11 députés arrêtés, les locaux perquisitionnés
Alors que la Turquie est impliquée en Irak dans la bataille de Mossoul, les tensions intérieures avec les Kurdes redoublent. Dans la nuit de jeudi à vendredi, les deux coprésidents du HDP, le principal parti prokurde du pays, Selahattin Demirtas et Figen Yüksekdag, qui sont également députés, ont été placés en garde à vue dans le cadre d’une enquête instruite par le parquet de Diyarbakir (dans le sud-est du pays) portant sur des liens présumés avec le Parti des travailleurs du Kurdistan (PKK), selon l’agence de presse progouvernementale Anadolu. Au moins neuf autres députés du HDP (Parti démocratique des peuples), troisième force parlementaire en Turquie, ont été placés en garde à vue, et plusieurs autres étaient visés par un mandat d’arrêt, ont rapporté les chaînes d’information NTV et CNN-Türk.
La police a également mené des perquisitions dans les locaux du HDP à Ankara. Des images diffusées par la télévision montrent des responsables du parti apostrophant la police et un journaliste de Reuters a constaté que des véhicules de police bouclaient les alentours du bâtiment. Le HDP a posté sur son compte Twitter une vidéo qui semble montrer l’interpellation de Mme Yüksekdag à son domicile à Ankara. «Votre procureur est un bandit et vous aussi êtes des bandits!», crie la co-dirigeante du parti à l’endroit des policiers.
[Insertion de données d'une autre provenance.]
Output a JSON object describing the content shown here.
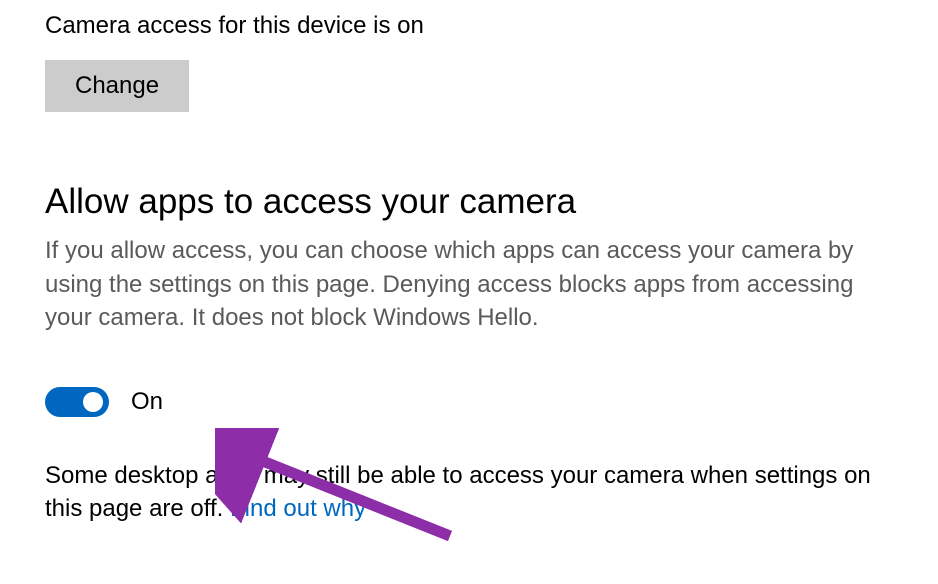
{
  "device_access": {
    "status_text": "Camera access for this device is on",
    "change_label": "Change"
  },
  "allow_apps": {
    "heading": "Allow apps to access your camera",
    "description": "If you allow access, you can choose which apps can access your camera by using the settings on this page. Denying access blocks apps from accessing your camera. It does not block Windows Hello.",
    "toggle_state": "On"
  },
  "footer": {
    "text_start": "Some desktop apps may still be able to access your camera when settings on this page are off. ",
    "link_text": "Find out why"
  },
  "colors": {
    "accent": "#0067c0",
    "button_bg": "#cccccc",
    "text_secondary": "#5a5a5a",
    "arrow": "#8e2da8"
  }
}
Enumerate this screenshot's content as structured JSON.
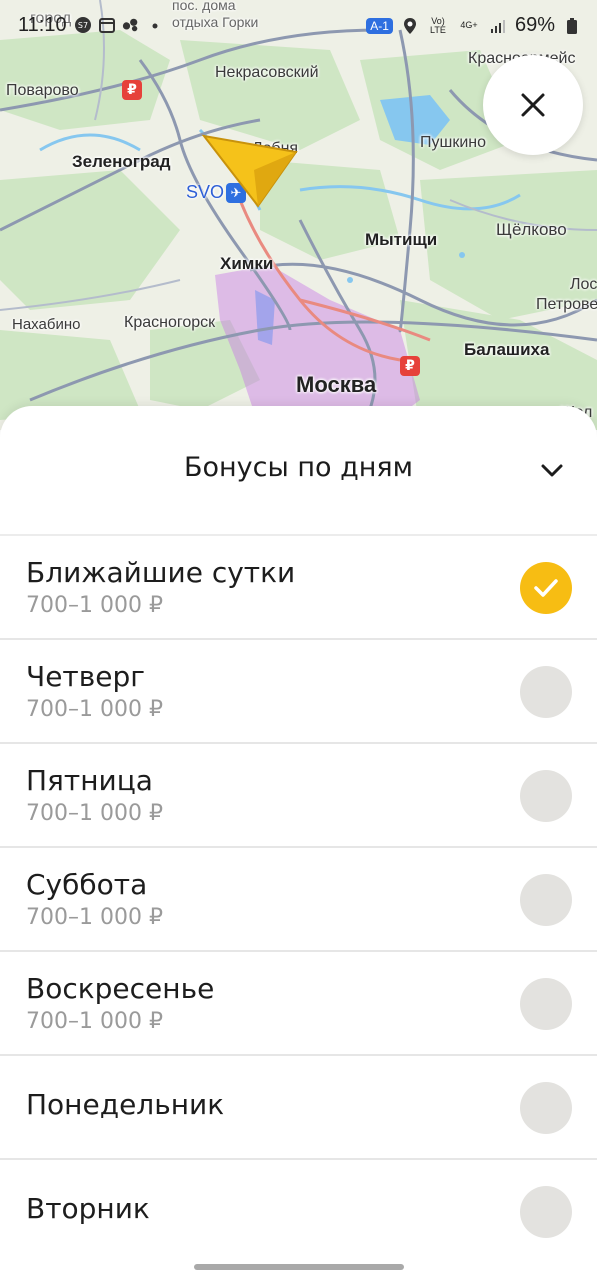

Suite à ce coup de filet, les réseaux sociaux Twitter et Whatsapp ont été bloqués dans le pays.
Accusés de liens avec le PKK terroriste
Les autorités turques reprochent aux parlementaires d’avoir refusé de témoigner dans des dossiers liés à «la propagande terroriste», ont expliqué leurs avocats.«Le HDP appelle la communauté internationale à réagir contre le coup d’État que mène le régime d’Erdogan», a déclaré le HDP sur son compte Twitter.«C’est une très mauvaise nouvelle pour la Turquie. Encore une fois», a déploré sur son compte Twitter Kati Piri, rapporteur du Parlement européen sur la Turquie.
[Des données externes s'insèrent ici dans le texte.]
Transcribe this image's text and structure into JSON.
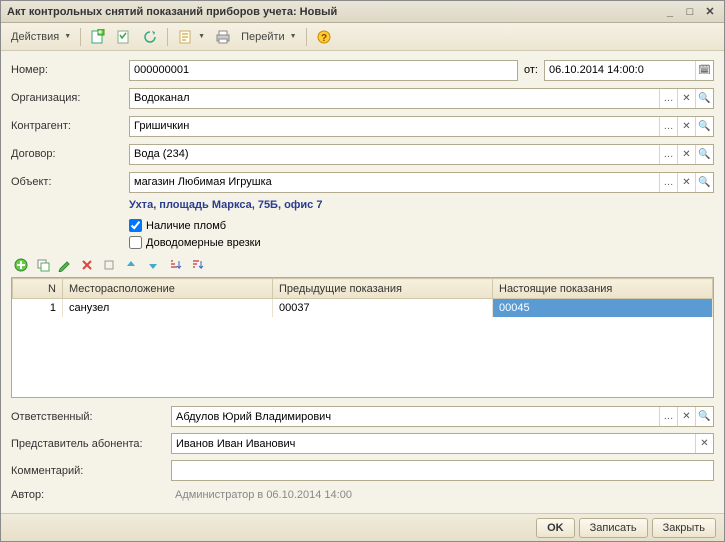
{
  "window": {
    "title": "Акт контрольных снятий показаний приборов учета: Новый"
  },
  "toolbar": {
    "actions": "Действия",
    "goto": "Перейти"
  },
  "form": {
    "number_label": "Номер:",
    "number_value": "000000001",
    "from_label": "от:",
    "date_value": "06.10.2014 14:00:0",
    "org_label": "Организация:",
    "org_value": "Водоканал",
    "contractor_label": "Контрагент:",
    "contractor_value": "Гришичкин",
    "contract_label": "Договор:",
    "contract_value": "Вода (234)",
    "object_label": "Объект:",
    "object_value": "магазин Любимая Игрушка",
    "address": "Ухта, площадь Маркса, 75Б, офис 7",
    "seal_label": "Наличие пломб",
    "illegal_label": "Доводомерные врезки"
  },
  "grid": {
    "headers": {
      "n": "N",
      "location": "Месторасположение",
      "prev": "Предыдущие показания",
      "curr": "Настоящие показания"
    },
    "rows": [
      {
        "n": "1",
        "location": "санузел",
        "prev": "00037",
        "curr": "00045"
      }
    ]
  },
  "bottom": {
    "resp_label": "Ответственный:",
    "resp_value": "Абдулов Юрий Владимирович",
    "rep_label": "Представитель абонента:",
    "rep_value": "Иванов Иван Иванович",
    "comment_label": "Комментарий:",
    "comment_value": "",
    "author_label": "Автор:",
    "author_value": "Администратор в 06.10.2014 14:00"
  },
  "footer": {
    "ok": "OK",
    "save": "Записать",
    "close": "Закрыть"
  }
}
A total of 11 #HDP MPs, including co-chairs, have been detained up to now. pic.twitter.com/lbaJ3QAdBN
Cette opération policière survient alors que la Turquie vit sous état d’urgence depuis la tentative de coup d’État de juillet. Plusieurs pays européens et ONG accusent les autorités turques de ne pas se limiter aux présumés putschistes et de cibler des opposants. Demirtas, parfois surnommé l’ «Obama kurde» en raison de son charisme, a longtemps été considéré comme un potentiel rival d’Erdogan sur une scène politique dominée par le chef de l’État turc. Sous son impulsion, le HDP a élargi sa base électorale au-delà de la seule communauté kurde de Turquie (15 millions de personnes) et s’est transformé en un parti moderne, à la fibre sociale et ouvert aux femmes et à toutes les minorités.
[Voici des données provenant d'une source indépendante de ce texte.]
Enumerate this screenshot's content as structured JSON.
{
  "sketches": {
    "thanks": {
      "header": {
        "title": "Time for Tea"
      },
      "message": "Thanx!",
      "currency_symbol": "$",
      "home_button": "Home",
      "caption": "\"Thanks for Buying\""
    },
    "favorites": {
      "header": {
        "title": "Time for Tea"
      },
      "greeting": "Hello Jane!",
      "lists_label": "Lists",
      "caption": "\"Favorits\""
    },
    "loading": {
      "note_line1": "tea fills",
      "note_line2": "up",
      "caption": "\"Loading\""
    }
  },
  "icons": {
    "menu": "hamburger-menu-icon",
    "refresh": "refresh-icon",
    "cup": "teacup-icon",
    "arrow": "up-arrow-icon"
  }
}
Après l’entrée du HDP au Parlement, en juin 2015, une première qui a contribué à priver le parti AKP au pouvoir de la majorité absolue, Erdogan a fait de Demirtas sa bête noire, multipliant les attaques personnelles et les accusations de liens avec le PKK. Le président considère que le HDP est étroitement lié au PKK et a fait savoir qu’il ne considérait plus cette formation comme un interlocuteur légitime, qualifiant régulièrement ses membres de «terroristes». En mai, le Parlement turc a voté la levée de l’immunité des députés menacés de poursuites judiciaires, une mesure contestée visant notamment les élus du HDP.
Un attentat fait un mort à Diyarbakir
Ce vaste coup de filet nocturne intervient dans un contexte très tendu, notamment depuis le placement en détention des deux maires de Diyarbakir, «capitale» du sud-est à majorité kurde de la Turquie ensanglanté par des combats quotidiens entre forces de sécurité et membres du PKK, considéré comme un groupe terroriste par Ankara, mais aussi les États-Unis et l’Union européenne .
Quelques heures après l’arrestation des deux dirigeants, une explosion a retenti vendredi dans le centre de Diyarbakir, près d’un commissariat de police où sont gardés à vue plusieurs des parlementaires du HDP. Une vingtaine de personnes ont été blessées, dont deux grièvement, et de nombreuses ambulances ont été dépêchées sur les lieux de l’explosion, ont indiqué les responsables de sécurité à l’Agence France-Presse sous couvert d’anonymat. Des coups de feu ont éclaté après la déflagration.Son origine reste inconnue, mais des témoins affirment qu’elle a été entendue jusqu’aux abords de la ville.